Um romancista é um pensador, um indivíduo sempre nômade, que analisa e explora possibilidades. Na pele de seus personagens, fala coisas diferentes do que diria na vida normal, passa por outras experiências e testa suas consequências num empirismo imaginário.

Não se trata apenas de fantasia. A ficção é invenção, mas a emoção colocada nos personagens é real, assim como os problemas da vida que os envolvem. Como um ator que se transforma em assassino, estuprador, vigarista, ou travesti, o romancista vive diversas vidas e procura encontrar o que há dentro dele algo que torne verossímil a sua criação.

Essa experiência pode ser perturbadora, não apenas para quem cria, como para aqueles à sua volta. A maioria das pessoas não quer ver destruído o mundo organizado a duras penas no qual elas se sentem mais seguras, confortáveis e por vezes mais felizes. A idéia de que é melhor não saber para nao ter que mudar é um padrão de muita gente.

Para os mais conservadores, a sensação é de que nunca se conhece realmente o indivíduo que pensa. Porque quem pensa pode sempre mudar, quebrar regras, subverter os padrões. Não se sabe exatamente em que mundo ele está ou a que tipo de ação suas divagações podem levar. O pensador é uma encarnação de variáveis.

Pensar – isto é, admitir mudanças – não significa que faremos coisas contra o bom senso, que mudaremos mesmo, ou que estaremos em mudança permanente. Mas pensar, em si, é uma forma de trair, pela simples aceitação das alternativas.

Existe uma diferença entre pensar e fazer, ou pensar e ser. Não há nada melhor do que pensar e não mudar, o que seria uma escolha mais consciente pela estabilidade, mas a natureza do pensador assusta, assim como onde seu pensamento pode parar.

Um exemplo. Há pessoas que leram meus romances e já me disseram coisas do tipo: “Como você pôde pensar naquilo, é tão cruel!” Como se alguém capaz de pensar em uma situação onde a crueldade se manifesta de maneira chocante faça parte de quem a criou.
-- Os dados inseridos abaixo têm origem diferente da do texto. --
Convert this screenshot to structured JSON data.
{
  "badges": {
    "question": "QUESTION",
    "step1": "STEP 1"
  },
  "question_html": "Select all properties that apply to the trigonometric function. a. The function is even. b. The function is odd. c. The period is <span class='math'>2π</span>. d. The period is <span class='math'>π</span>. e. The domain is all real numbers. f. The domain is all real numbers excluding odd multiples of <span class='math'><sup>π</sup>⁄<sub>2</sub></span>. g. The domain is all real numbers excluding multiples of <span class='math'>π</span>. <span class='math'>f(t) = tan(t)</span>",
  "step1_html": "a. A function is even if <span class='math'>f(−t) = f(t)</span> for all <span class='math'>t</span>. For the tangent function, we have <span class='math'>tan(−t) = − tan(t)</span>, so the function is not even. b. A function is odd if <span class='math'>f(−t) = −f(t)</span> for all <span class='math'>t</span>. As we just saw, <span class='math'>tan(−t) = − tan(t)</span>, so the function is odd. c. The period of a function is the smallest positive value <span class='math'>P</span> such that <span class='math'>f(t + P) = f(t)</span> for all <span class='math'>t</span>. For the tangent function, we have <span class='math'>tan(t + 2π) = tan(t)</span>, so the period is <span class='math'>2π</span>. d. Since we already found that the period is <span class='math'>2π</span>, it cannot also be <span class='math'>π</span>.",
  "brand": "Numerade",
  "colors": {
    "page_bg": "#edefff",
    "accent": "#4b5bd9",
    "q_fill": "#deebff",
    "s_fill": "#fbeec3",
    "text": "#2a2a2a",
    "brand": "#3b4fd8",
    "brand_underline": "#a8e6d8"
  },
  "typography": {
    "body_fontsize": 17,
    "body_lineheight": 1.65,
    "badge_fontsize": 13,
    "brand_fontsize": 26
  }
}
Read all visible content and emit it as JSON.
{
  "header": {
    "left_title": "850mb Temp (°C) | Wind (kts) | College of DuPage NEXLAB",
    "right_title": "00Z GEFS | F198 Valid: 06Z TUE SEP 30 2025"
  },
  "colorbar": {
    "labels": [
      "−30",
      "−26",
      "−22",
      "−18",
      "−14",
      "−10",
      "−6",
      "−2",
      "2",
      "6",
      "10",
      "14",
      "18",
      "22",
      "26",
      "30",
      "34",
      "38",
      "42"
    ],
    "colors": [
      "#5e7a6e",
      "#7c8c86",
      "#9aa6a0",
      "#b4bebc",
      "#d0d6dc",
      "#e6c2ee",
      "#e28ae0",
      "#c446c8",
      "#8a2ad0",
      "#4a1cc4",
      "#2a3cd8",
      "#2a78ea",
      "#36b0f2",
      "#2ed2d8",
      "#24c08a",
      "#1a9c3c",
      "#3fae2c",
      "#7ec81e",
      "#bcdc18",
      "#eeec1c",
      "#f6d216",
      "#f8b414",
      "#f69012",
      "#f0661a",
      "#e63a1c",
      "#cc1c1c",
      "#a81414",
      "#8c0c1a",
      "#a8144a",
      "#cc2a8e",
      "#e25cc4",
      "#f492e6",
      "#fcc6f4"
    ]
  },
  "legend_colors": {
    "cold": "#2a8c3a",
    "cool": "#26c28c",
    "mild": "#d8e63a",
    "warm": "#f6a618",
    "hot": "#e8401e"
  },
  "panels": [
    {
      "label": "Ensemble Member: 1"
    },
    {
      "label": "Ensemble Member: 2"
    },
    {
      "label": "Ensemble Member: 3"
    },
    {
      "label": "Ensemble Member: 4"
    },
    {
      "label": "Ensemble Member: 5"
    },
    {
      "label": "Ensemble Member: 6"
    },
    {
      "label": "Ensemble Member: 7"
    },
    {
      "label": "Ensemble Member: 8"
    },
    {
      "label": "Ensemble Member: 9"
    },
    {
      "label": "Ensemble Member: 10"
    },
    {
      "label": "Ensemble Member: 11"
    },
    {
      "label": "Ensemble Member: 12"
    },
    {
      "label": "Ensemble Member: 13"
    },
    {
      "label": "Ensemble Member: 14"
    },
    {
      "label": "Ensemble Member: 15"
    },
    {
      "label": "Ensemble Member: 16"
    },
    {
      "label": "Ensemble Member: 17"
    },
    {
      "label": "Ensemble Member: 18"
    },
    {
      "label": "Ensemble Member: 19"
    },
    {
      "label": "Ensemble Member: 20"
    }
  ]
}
Romancistas tiram da realidade a maior parte das coisas que não conhecem, não sentem ou não lhe pertencem, como um empréstimo. Eles não são seus personagens, elementos construídos para fazer sentido em si mesmos. Porém, a partir do momento em que aquilo foi recriado dentro de um livro, passou também a pertencer ao seu criador. E a simples ligação da criatura com seu criador, o fato de um ter saído do outro, já é suficiente para assustar outras pessoas.

A mente inquisitiva não pode ser vista apenas como uma ameaça que carregamos ao entes queridos e pessoas próximas. A mudança é também o que nos faz melhorar, criar coisas boas e atrair para as pessoas de que gostamos algo melhor – inclusive de nós mesmos.

Por trás das boas mudanças do mundo, desde as revoluções libertárias aos grandes engenhos, há uma história do pensamento e de pensadores que utilizaram sua inquietação permanente para fazer o mundo melhor. Isso funciona também no microcosmo onde vivemos. Um pensador procura, antes de tudo, se tornar um ser humano melhor. E isso faz com que todos os que estão à sua volta, de uma forma ou outra, acabem por se beneficiar.


Quem não aceita o pensamento escamoteia o fato de que a vida é mutante. E, na tentativa conservadora ou amedrontada de congelar no tempo, renuncia à vida.